An Automated Conversion Process
Many industries still hand cut, stack and assemble layers of carbon fiber, making them subject to misalignment, wrinkles, missing layers and fiber crimping. Start-up company Seriforge is automating the process of converting unidirectional carbon fibers into advanced composite preforms that can be mass produced, a dream for the high-volume automotive industry and others.
San Francisco-based Seriforge uses CAD technology to design a composite laminate based on customer requirements and then proprietary software to fully automate how the dry carbon fiber layers are cut, stacked, assembled and stitched together to form a 3D preform that is ready for insertion into a tool for infusion. The result is high-volume production capability – from 10,000 to 20,000 near net shape preforms per line/per month depending on the part complexity.
Automating the process simplifies future part revisions. Once a design change is entered into the part’s CAD file, the downstream processes are also updated. “Our CAD system and production equipment are integrated from start to finish,” says Marco Zvanik, vice president of business development for Seriforge. “A change made at the starting point of the design automatically alters the entire process.” Automating production also enables documentation of the manufacturing process, creating a record for historical analysis.
Seriforge offers Z-axis reinforcement of unidirectional and woven continuous carbon fiber preforms. For parts requiring a high fiber-to-resin ratio and designed for maximum performance, Seriforge stitches the stack with a continuous fiber tow with no tension on the fiber stitch and no chain or lock stitch, which can cause distortion of the X and Y layers of the unidirectional fibers, reducing the performance of the finished laminate.
The Z stitching is only used where needed, such as areas with a significant load pattern or a cutout in the part that poses the risk for delamination. “Our same design software develops the laminate schedule for the part based on what the loading requirements are and where the load paths are,” says Zvanik.
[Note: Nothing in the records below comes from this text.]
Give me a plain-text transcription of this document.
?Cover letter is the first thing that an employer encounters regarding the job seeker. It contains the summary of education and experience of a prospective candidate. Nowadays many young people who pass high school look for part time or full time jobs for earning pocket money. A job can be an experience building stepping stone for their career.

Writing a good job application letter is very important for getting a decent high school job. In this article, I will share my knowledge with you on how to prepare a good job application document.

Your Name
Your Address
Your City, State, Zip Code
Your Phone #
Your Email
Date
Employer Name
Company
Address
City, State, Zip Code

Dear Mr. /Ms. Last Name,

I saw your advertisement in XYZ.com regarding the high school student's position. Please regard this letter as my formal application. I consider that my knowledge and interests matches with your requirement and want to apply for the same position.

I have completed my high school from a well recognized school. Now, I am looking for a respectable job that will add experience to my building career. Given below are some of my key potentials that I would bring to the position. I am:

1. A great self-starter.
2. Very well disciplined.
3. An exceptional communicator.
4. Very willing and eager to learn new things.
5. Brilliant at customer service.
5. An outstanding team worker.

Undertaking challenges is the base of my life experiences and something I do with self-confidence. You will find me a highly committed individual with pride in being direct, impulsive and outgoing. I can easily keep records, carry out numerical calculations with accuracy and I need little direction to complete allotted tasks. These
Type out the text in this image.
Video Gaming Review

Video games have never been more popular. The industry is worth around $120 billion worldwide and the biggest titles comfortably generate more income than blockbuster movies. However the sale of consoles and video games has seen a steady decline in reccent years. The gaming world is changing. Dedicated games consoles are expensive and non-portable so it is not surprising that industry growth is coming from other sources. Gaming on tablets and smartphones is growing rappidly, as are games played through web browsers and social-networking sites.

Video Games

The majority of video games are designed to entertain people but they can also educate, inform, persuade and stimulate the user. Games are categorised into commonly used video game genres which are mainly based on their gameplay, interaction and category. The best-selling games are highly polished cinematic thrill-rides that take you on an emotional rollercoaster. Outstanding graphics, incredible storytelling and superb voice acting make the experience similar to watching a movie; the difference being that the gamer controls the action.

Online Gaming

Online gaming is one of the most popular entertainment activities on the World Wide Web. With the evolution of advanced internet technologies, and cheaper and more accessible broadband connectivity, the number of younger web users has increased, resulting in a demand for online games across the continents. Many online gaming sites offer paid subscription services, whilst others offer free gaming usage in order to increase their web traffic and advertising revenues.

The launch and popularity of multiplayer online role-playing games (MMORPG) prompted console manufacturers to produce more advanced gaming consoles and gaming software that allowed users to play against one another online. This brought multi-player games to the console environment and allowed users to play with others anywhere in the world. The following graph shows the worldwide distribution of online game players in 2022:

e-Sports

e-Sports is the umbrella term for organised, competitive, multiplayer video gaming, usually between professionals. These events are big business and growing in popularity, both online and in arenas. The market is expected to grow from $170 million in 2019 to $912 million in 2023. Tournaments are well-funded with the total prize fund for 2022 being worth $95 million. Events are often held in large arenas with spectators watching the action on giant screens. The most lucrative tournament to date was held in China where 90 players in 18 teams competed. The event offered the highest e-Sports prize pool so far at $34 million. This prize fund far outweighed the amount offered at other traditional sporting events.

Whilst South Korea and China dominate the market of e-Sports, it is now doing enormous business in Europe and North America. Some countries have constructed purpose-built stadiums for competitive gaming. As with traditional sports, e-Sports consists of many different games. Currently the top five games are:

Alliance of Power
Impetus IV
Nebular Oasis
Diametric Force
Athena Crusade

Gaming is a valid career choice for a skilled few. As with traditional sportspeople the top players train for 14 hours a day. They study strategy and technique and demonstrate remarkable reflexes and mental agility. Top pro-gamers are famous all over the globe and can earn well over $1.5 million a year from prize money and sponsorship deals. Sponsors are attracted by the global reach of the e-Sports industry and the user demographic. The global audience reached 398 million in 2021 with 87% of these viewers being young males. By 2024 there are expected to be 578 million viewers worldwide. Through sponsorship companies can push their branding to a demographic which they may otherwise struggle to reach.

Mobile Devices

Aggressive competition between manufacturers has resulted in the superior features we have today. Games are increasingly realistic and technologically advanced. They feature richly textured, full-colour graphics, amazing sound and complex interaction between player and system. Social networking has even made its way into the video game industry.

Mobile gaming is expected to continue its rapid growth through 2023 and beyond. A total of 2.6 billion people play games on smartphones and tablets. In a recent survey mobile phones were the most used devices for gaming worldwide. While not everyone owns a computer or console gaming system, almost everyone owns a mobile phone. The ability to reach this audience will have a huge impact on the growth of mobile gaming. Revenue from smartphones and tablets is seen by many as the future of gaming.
The resulting near net shape preforms are cost neutral or lower in cost than those made by hand lay-up or other standard prepreg fabrication methods, says Zvanik. Seriforge’s current customers are primarily in the oil and gas and recreational markets, although the company has several automotive projects underway. The company moved into a new manufacturing facility in 2017, and its first production line kicked into gear in June 2018. Seriforge is currently building a second production line and plans to add a third by the end of this year.